Аксенову там понравилось. И не в последнюю очередь то, что Оршанский шутил, когда можно было ждать истерики.
Сложно сказать, был ли писатель разочарован тем, с чем столкнулся, приступая к своим радиоопытам. Ведь у слушателей «Свободы» или «Голоса Америки» внутренний глаз сразу высвечивал либо летающую тарелку, набитую спецами ЦРУ, либо кулуары, ведущие в полные злых миазмов закрома дезинформации. А тут — комнатка, коробки и не лишенные чувства юмора люди, несущие их слово тем, кого Солженицын призывал жить не по лжи и кто его призыв не то что не услышал, а не понял, что он значит.
Кстати, среди передач Аксенова была и очень добрая и почтительная, адресованная Александру Исаевичу. В ней он вспомнил встречу двух лагерников — Солженицына и Гинзбург. Аксенова поразил рассказ мамы о том, как автор «Одного дня Ивана Денисовича», уже готовившийся к мытарствам, спросил ее: сколько вам лет, как вы себя чувствуете, много ли пишете в день? И рассчитал, сколько Евгении Соломоновне надлежало написать за, возможно, отведенный ей для активной работы отрезок жизни.
— Можно только представить, — говорил Аксенов, — насколько суровый счет Солженицын предъявляет себе. Насколько неумолима его самокалькуляция.
В этом Аксенов видел причины его затворничества. «Писать, писать, писать, отмывать обосравшуюся во лжи историю». В этой миссии Солженицына совсем другой и по складу, и по мировоззрению Аксенов видел «недостижимый нравственный предел».
— А что было бы, — вопрошал он, — получи Солженицын Ленинскую премию, на которую его выдвигали? Свободный разговор о прошлом вывел бы на чистую воду всех, кто был повязан грязными делами. Что, возможно, привело бы к большим переменам.
Но и так заслуги автора «Архипелага ГУЛАГ» неоценимы. И одна из них в том, что он начал сводить на нет стилистику оттепели с «ее системой намеков, иллюзий и кукишей в кармане». Столкнувшись с прямой речью в полный голос, намек «становится неуместным вздором». И понимая это, многие «дети „Оттепели“» либо постепенно переставали нести этот вздор, либо превращали намек — в метафору, а анекдот — в притчу.

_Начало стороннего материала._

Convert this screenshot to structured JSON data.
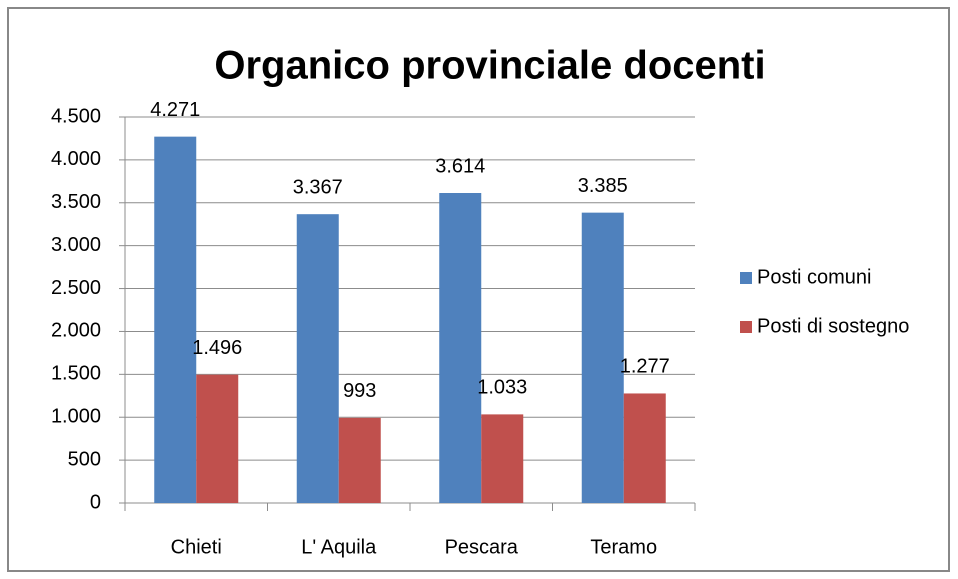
{
  "chart_data": {
    "type": "bar",
    "title": "Organico provinciale docenti",
    "categories": [
      "Chieti",
      "L' Aquila",
      "Pescara",
      "Teramo"
    ],
    "series": [
      {
        "name": "Posti comuni",
        "color": "#4f81bd",
        "values": [
          4271,
          3367,
          3614,
          3385
        ],
        "value_labels": [
          "4.271",
          "3.367",
          "3.614",
          "3.385"
        ]
      },
      {
        "name": "Posti di sostegno",
        "color": "#c0504d",
        "values": [
          1496,
          993,
          1033,
          1277
        ],
        "value_labels": [
          "1.496",
          "993",
          "1.033",
          "1.277"
        ]
      }
    ],
    "ylim": [
      0,
      4500
    ],
    "yticks": [
      0,
      500,
      {
        "value": 1000,
        "label": "1.000"
      },
      {
        "value": 1500,
        "label": "1.500"
      },
      {
        "value": 2000,
        "label": "2.000"
      },
      {
        "value": 2500,
        "label": "2.500"
      },
      {
        "value": 3000,
        "label": "3.000"
      },
      {
        "value": 3500,
        "label": "3.500"
      },
      {
        "value": 4000,
        "label": "4.000"
      },
      {
        "value": 4500,
        "label": "4.500"
      }
    ],
    "grid": true,
    "legend": "right"
  }
}
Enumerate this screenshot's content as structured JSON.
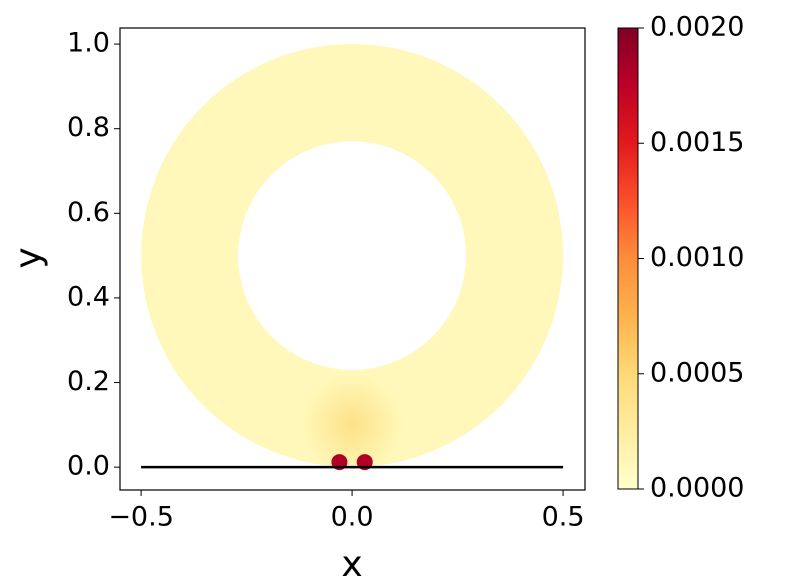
{
  "chart_data": {
    "type": "field",
    "xlabel": "x",
    "ylabel": "y",
    "xlim": [
      -0.55,
      0.552
    ],
    "ylim": [
      -0.054,
      1.038
    ],
    "xticks": [
      {
        "value": -0.5,
        "label": "−0.5"
      },
      {
        "value": 0,
        "label": "0.0"
      },
      {
        "value": 0.5,
        "label": "0.5"
      }
    ],
    "yticks": [
      {
        "value": 0,
        "label": "0.0"
      },
      {
        "value": 0.2,
        "label": "0.2"
      },
      {
        "value": 0.4,
        "label": "0.4"
      },
      {
        "value": 0.6,
        "label": "0.6"
      },
      {
        "value": 0.8,
        "label": "0.8"
      },
      {
        "value": 1.0,
        "label": "1.0"
      }
    ],
    "colormap": [
      "#ffffcc",
      "#ffeda0",
      "#fed976",
      "#feb24c",
      "#fd8d3c",
      "#fc4e2a",
      "#e31a1c",
      "#bd0026",
      "#800026"
    ],
    "clim": [
      0,
      0.002
    ],
    "cticks": [
      {
        "value": 0,
        "label": "0.0000"
      },
      {
        "value": 0.0005,
        "label": "0.0005"
      },
      {
        "value": 0.001,
        "label": "0.0010"
      },
      {
        "value": 0.0015,
        "label": "0.0015"
      },
      {
        "value": 0.002,
        "label": "0.0020"
      }
    ],
    "annulus": {
      "center": [
        0,
        0.5
      ],
      "outer_radius": 0.5,
      "inner_radius": 0.27,
      "value": 0.0001
    },
    "blob": {
      "x": 0,
      "y": 0.1,
      "radius": 0.12,
      "value": 0.0004
    },
    "hotspots": [
      {
        "x": -0.03,
        "y": 0.012,
        "value": 0.0018
      },
      {
        "x": 0.03,
        "y": 0.012,
        "value": 0.0018
      }
    ],
    "wall": {
      "x": [
        -0.5,
        0.5
      ],
      "y": [
        0,
        0
      ]
    }
  }
}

И хотя Аксенов во многом не согласен с Солженицыным — в частности, с его неприятием периода русской революции между февралем и октябрем, который сам считал самым ярким ее моментом, он благодарен Александру Исаевичу за то, что тот явил «самую светлую, самую чистую струю просвещенного русского патриотизма».
Не забывал Аксенов и тех, кто явил пример иного рода. Тех, кто в годы репрессий наглухо спаял слова «рифмач» и «палач». Он вспоминает Виктора Гусева, который в дни процессов над «вредителями» и «заговорщиками» азартно кричал с трибун:
Гнев страны в одном рокочет слове,
Я произношу его — расстрел!
Расстрелять предателей Отчизны,
Порешивших Родину сгубить!
Расстрелять во имя нашей жизни!
И во имя счастья истребить!
И здесь для Аксенова не так важно, что процессы эти шли над такими же по сути коммунистами, как судьи и исполнители приговоров. Для него важно, что человек, претендующий на звание поэта, не должен, не может звать на казнь, побуждать к убийству. Тут он, впрочем, отчасти и противоречит себе, отвергающему мнение Бунина о Маяковском. Ведь последний, хотя и не звал впрямую карать, но писал оды «солдатам Дзержинского»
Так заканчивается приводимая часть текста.